Each agency has its own plans, but working together eliminates the risk of contradictions.
“Much like a football team on Friday night or Saturday afternoon, everybody knows how they fit in the game plan and they know what the play is that we're going to run before the play is called,” says Etheredge.
Spending time here before the crowd arrives has its benefits.
“Do we know where the galaxy is or where I Got Them Game is? So being here all of the time means we're familiar with the property and it reduces our response time thus saving lives in the long run,” says Etheredge.
While safety personnel is prepared for the worst in the past most issues have been minor.
“Majority of what we deal with are your basic first aid and of course the fire department handles and then we'll have small criminal issues like you would anywhere else,” says Dothan Police Lieutenant Pepper Mock.
“I've been a part of the peanut festival my whole life basically but been on the board of trustees for nine years and I’ve known of any major situations happening,” says National Peanut Festival safety officer Scott Palmer.
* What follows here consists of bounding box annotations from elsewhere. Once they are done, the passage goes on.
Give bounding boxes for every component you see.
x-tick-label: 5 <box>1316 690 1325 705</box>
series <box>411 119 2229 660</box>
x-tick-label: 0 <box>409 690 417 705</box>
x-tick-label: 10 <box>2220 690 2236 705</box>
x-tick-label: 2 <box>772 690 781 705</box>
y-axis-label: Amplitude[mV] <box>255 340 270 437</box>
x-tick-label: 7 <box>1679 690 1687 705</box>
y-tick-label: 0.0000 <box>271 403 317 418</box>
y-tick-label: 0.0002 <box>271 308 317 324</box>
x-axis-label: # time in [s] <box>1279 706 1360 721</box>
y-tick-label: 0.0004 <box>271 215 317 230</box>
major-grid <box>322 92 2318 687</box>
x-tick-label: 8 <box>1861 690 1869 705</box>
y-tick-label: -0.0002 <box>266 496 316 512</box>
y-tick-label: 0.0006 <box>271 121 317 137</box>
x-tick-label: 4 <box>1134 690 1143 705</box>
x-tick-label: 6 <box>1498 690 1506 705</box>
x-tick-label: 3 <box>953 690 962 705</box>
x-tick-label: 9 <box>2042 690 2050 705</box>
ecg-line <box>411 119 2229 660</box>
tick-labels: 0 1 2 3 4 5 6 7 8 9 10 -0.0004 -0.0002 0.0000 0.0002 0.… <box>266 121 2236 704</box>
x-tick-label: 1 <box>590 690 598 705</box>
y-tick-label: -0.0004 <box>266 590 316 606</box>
In addition to constant officer patrol, you'll find medical stations and a lost child booth.
“Anybody that's out here if you see something that looks suspicious say something to somebody you won't look far to find somebody that's official to say something to,” says Palmer.
Authorities advise parents to take a picture of your kids the night you attend the fair.
That way you will have a photo to give police that shows what your child is wearing and anything that would identify them if they do wander off.
National Peanut Festival board members, Houston County sheriff's officers, Pilcher's Ambulance, and Dothan Fire and Police were part of the training.